Git hosting

form-feed: Display ^L glyphs as horizontal lines

Clone

git clone https://depp.brause.cc/form-feed.git

Files

Size Path
img/
35148 LICENSE
3130 README.md
5870 form-feed.el

README.md

About

form-feed is a minor mode that displays pesky ^L glyphs certain developers use to delimit pages in the form of lines spanning the entire window width. It is also possible to display a less wide line by customizing form-line-width before loading the package, see its docstring for possible options.

Screenshot

Installation

Install from MELPA (stable) with M-x package-install RET form-feed RET.

form-feed is also available as a recipe in GNU Guix.

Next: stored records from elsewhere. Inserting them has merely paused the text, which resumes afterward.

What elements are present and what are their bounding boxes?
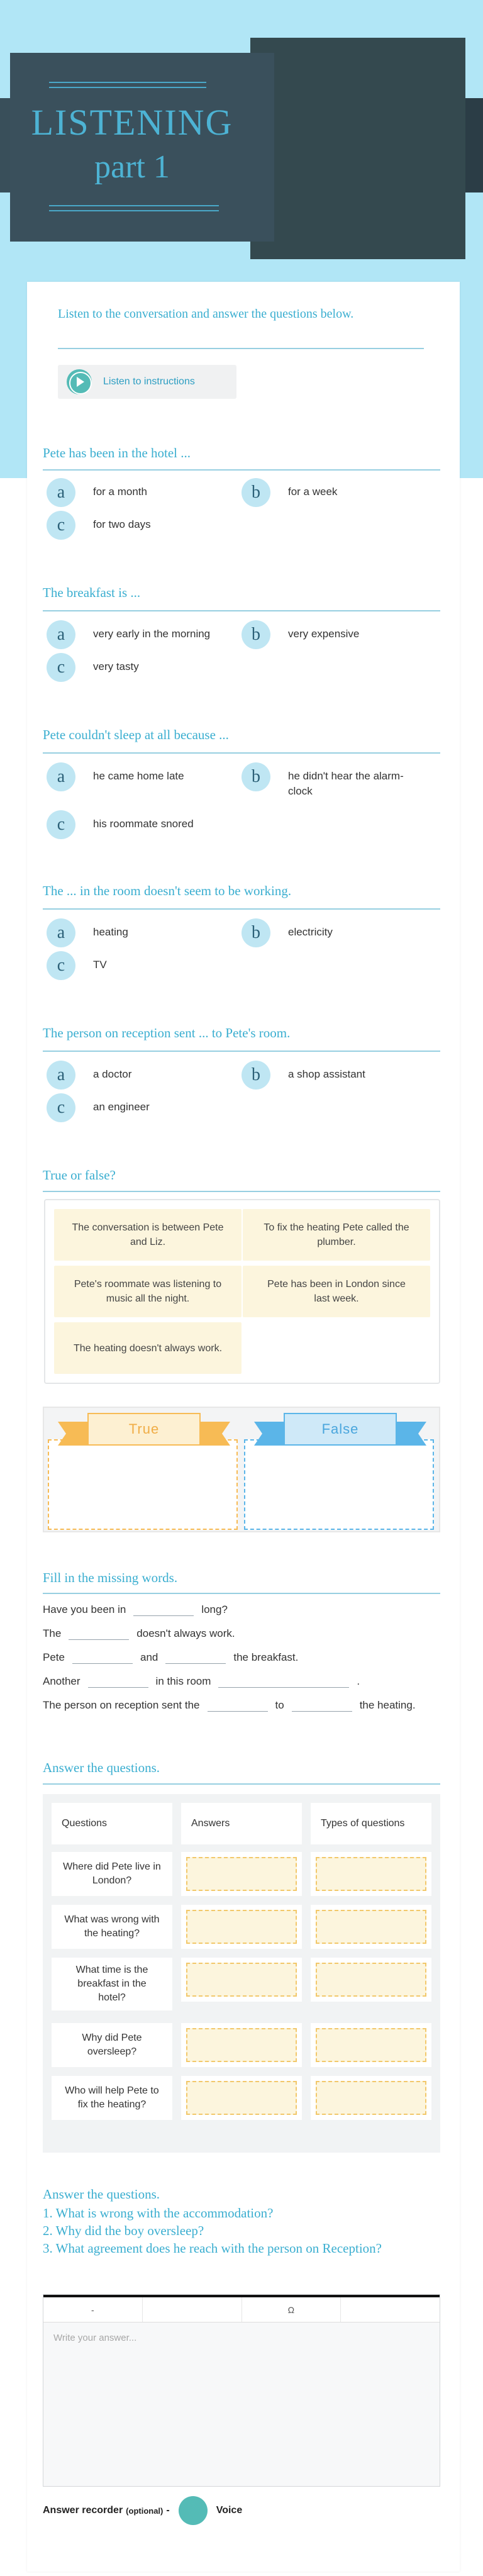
answer-editor <box>43 2294 440 2487</box>
intro-text: Listen to the conversation and answer the questions below. <box>58 307 354 321</box>
answer-recorder <box>43 2494 242 2528</box>
editor-toolbar <box>43 2295 440 2322</box>
question-title: The breakfast is ... <box>43 585 141 600</box>
option-letter: a <box>47 918 75 947</box>
option-text: a shop assistant <box>288 1068 365 1080</box>
column-header: Questions <box>52 1803 172 1844</box>
option-letter: c <box>47 810 75 839</box>
divider <box>43 610 440 611</box>
statement-pool <box>44 1199 440 1384</box>
divider <box>43 1783 440 1785</box>
fill-sentence <box>43 1625 235 1642</box>
answer-textarea[interactable]: Write your answer... <box>43 2322 440 2486</box>
type-drop-zone[interactable] <box>311 2076 431 2120</box>
option-c[interactable] <box>47 951 231 980</box>
option-b[interactable] <box>242 918 426 947</box>
recorder-label: Answer recorder <box>43 2505 123 2516</box>
option-text: very expensive <box>288 628 360 640</box>
type-drop-zone[interactable] <box>311 1852 431 1896</box>
answer-drop-zone[interactable] <box>181 1905 302 1949</box>
option-a[interactable] <box>47 918 231 947</box>
option-c[interactable] <box>47 653 231 682</box>
section-title: True or false? <box>43 1168 116 1183</box>
fill-sentence <box>43 1673 360 1690</box>
blank-input[interactable] <box>218 1675 349 1688</box>
question-item: 3. What agreement does he reach with the person on Reception? <box>43 2241 382 2256</box>
question-item: 1. What is wrong with the accommodation? <box>43 2205 274 2221</box>
statement-card[interactable]: To fix the heating Pete called the plumber. <box>243 1209 430 1261</box>
true-ribbon <box>78 1413 210 1446</box>
option-letter: c <box>47 653 75 682</box>
sentence-text: Have you been in <box>43 1603 126 1615</box>
option-text: very tasty <box>93 661 139 672</box>
option-b[interactable] <box>242 762 426 799</box>
option-text: an engineer <box>93 1101 150 1113</box>
question-title: The ... in the room doesn't seem to be working. <box>43 883 292 898</box>
hero-lines-top <box>49 82 206 92</box>
hero-banner <box>0 35 483 262</box>
false-ribbon <box>274 1413 406 1446</box>
blank-input[interactable] <box>208 1699 268 1712</box>
option-text: for a month <box>93 486 147 498</box>
true-label: True <box>87 1413 201 1446</box>
option-c[interactable] <box>47 511 231 540</box>
option-c[interactable] <box>47 1093 231 1122</box>
option-text: TV <box>93 959 107 971</box>
option-letter: c <box>47 511 75 540</box>
option-text: electricity <box>288 926 333 938</box>
ribbon-tail <box>199 1422 230 1446</box>
sentence-text: The <box>43 1627 62 1639</box>
option-text: his roommate snored <box>93 818 194 830</box>
divider <box>43 908 440 910</box>
sentence-text: in this room <box>155 1675 211 1687</box>
question-title: Pete couldn't sleep at all because ... <box>43 727 229 742</box>
divider <box>43 469 440 471</box>
option-text: a doctor <box>93 1068 132 1080</box>
option-text: for a week <box>288 486 338 498</box>
sentence-text: long? <box>201 1603 228 1615</box>
option-letter: a <box>47 1061 75 1090</box>
sorting-area <box>43 1407 440 1532</box>
question-cell: Why did Pete oversleep? <box>52 2023 172 2067</box>
option-letter: a <box>47 762 75 791</box>
option-text: very early in the morning <box>93 628 211 640</box>
statement-card[interactable]: The heating doesn't always work. <box>54 1322 242 1374</box>
blank-input[interactable] <box>133 1603 194 1616</box>
answer-drop-zone[interactable] <box>181 1852 302 1896</box>
option-a[interactable] <box>47 762 231 791</box>
ribbon-tail <box>254 1422 286 1446</box>
type-drop-zone[interactable] <box>311 1905 431 1949</box>
toolbar-omega-button[interactable]: Ω <box>242 2297 341 2322</box>
option-b[interactable] <box>242 478 426 507</box>
option-text: for two days <box>93 518 151 530</box>
blank-input[interactable] <box>292 1699 352 1712</box>
record-voice-icon[interactable] <box>179 2496 208 2525</box>
fill-sentence <box>43 1697 416 1714</box>
page-title: LISTENING <box>31 102 233 143</box>
column-header: Types of questions <box>311 1803 431 1844</box>
option-letter: c <box>47 1093 75 1122</box>
sentence-text: the heating. <box>359 1699 416 1711</box>
option-letter: b <box>242 478 270 507</box>
question-item: 2. Why did the boy oversleep? <box>43 2223 204 2238</box>
blank-input[interactable] <box>165 1651 226 1664</box>
option-a[interactable] <box>47 1061 231 1090</box>
sentence-text: to <box>275 1699 284 1711</box>
sentence-text: The person on reception sent the <box>43 1699 200 1711</box>
option-a[interactable] <box>47 478 231 507</box>
true-bucket[interactable] <box>48 1439 238 1530</box>
question-title: Pete has been in the hotel ... <box>43 445 191 460</box>
toolbar-button[interactable] <box>341 2297 440 2322</box>
sentence-text: and <box>140 1651 158 1663</box>
question-cell: What was wrong with the heating? <box>52 1905 172 1949</box>
sentence-text: the breakfast. <box>233 1651 299 1663</box>
column-header: Answers <box>181 1803 302 1844</box>
ribbon-tail <box>58 1422 89 1446</box>
voice-label: Voice <box>216 2505 243 2516</box>
listen-instructions-button[interactable] <box>58 365 236 399</box>
option-letter: a <box>47 478 75 507</box>
question-type-table <box>43 1794 440 2153</box>
option-text: he didn't hear the alarm-clock <box>288 770 404 797</box>
option-letter: c <box>47 951 75 980</box>
play-icon <box>67 369 92 394</box>
blank-input[interactable] <box>88 1675 148 1688</box>
hero-lines-bottom <box>49 205 219 215</box>
false-label: False <box>284 1413 397 1446</box>
option-text: heating <box>93 926 128 938</box>
divider <box>43 1593 440 1594</box>
fill-sentence <box>43 1602 228 1618</box>
hero-back-box <box>250 38 465 259</box>
option-letter: a <box>47 620 75 649</box>
section-title: Answer the questions. <box>43 2187 160 2202</box>
question-list <box>43 2204 433 2257</box>
option-c[interactable] <box>47 810 231 839</box>
recorder-optional: (optional) <box>126 2506 164 2516</box>
option-text: he came home late <box>93 770 184 782</box>
ribbon-tail <box>395 1422 426 1446</box>
sentence-text: doesn't always work. <box>136 1627 235 1639</box>
sentence-text: Pete <box>43 1651 65 1663</box>
blank-input[interactable] <box>69 1627 129 1640</box>
statement-card[interactable]: Pete has been in London since last week. <box>243 1266 430 1317</box>
type-drop-zone[interactable] <box>311 1958 431 2002</box>
option-b[interactable] <box>242 620 426 649</box>
question-cell: Who will help Pete to fix the heating? <box>52 2076 172 2120</box>
option-letter: b <box>242 918 270 947</box>
answer-drop-zone[interactable] <box>181 1958 302 2002</box>
divider <box>43 1051 440 1052</box>
section-title: Answer the questions. <box>43 1760 160 1775</box>
divider <box>43 1191 440 1192</box>
answer-drop-zone[interactable] <box>181 2023 302 2067</box>
option-b[interactable] <box>242 1061 426 1090</box>
sentence-text: Another <box>43 1675 80 1687</box>
question-cell: Where did Pete live in London? <box>52 1852 172 1896</box>
sentence-text: . <box>357 1675 360 1687</box>
answer-drop-zone[interactable] <box>181 2076 302 2120</box>
divider <box>43 752 440 754</box>
section-title: Fill in the missing words. <box>43 1570 178 1585</box>
page-subtitle: part 1 <box>94 149 170 185</box>
option-letter: b <box>242 762 270 791</box>
option-letter: b <box>242 1061 270 1090</box>
statement-card[interactable]: Pete's roommate was listening to music all the night. <box>54 1266 242 1317</box>
question-cell: What time is the breakfast in the hotel? <box>52 1958 172 2010</box>
type-drop-zone[interactable] <box>311 2023 431 2067</box>
false-bucket[interactable] <box>244 1439 434 1530</box>
recorder-dash: - <box>166 2505 170 2516</box>
option-a[interactable] <box>47 620 231 649</box>
blank-input[interactable] <box>72 1651 133 1664</box>
statement-card[interactable]: The conversation is between Pete and Liz. <box>54 1209 242 1261</box>
fill-sentence <box>43 1649 298 1666</box>
option-letter: b <box>242 620 270 649</box>
question-title: The person on reception sent ... to Pete's room. <box>43 1025 291 1040</box>
toolbar-button[interactable] <box>143 2297 242 2322</box>
toolbar-dash-button[interactable]: - <box>43 2297 143 2322</box>
listen-instructions-label: Listen to instructions <box>103 376 195 387</box>
divider <box>58 348 424 349</box>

Install with guix install emacs-form-feed.

Usage

Enable the minor mode manually with M-x form-feed or in a hook:

(add-hook 'emacs-lisp-mode-hook 'form-feed-mode)

You can also enable it globally:

(global-form-feed-mode)

This allows customizing what modes it should and shouldn't be enabled in, see form-feed-include-modes and form-feed-exclude-modes.

Internals

There are a bunch of ways of attacking the problem, one of the more obscure ones is manipulating the display table of every window displaying the buffer. Unfortunately this approach is limited to replacing a glyph with an array of other glyphs, but guaranteed to work on non-graphical display as well. The other approach is putting an overlay or text property over the glyph which manipulates its look. Since a face on its own won't do the trick, this package uses a lesser known feature of font-lock that allows one to add text properties as part of the face definition associated with the page delimiter glyph and tells it to remove those on fontification changes to make sure disabling works equally well. This also means that while this package is conceptually very simple and non-invasive, it might not work on non-graphical displays. As a workaround I've made Emacs use underlining instead of strike-through on such displays.

The implementation of display lines was inspired by the magic-buffer package, but did eventually remove its "cursor kicking" due to a rather puzzling bug.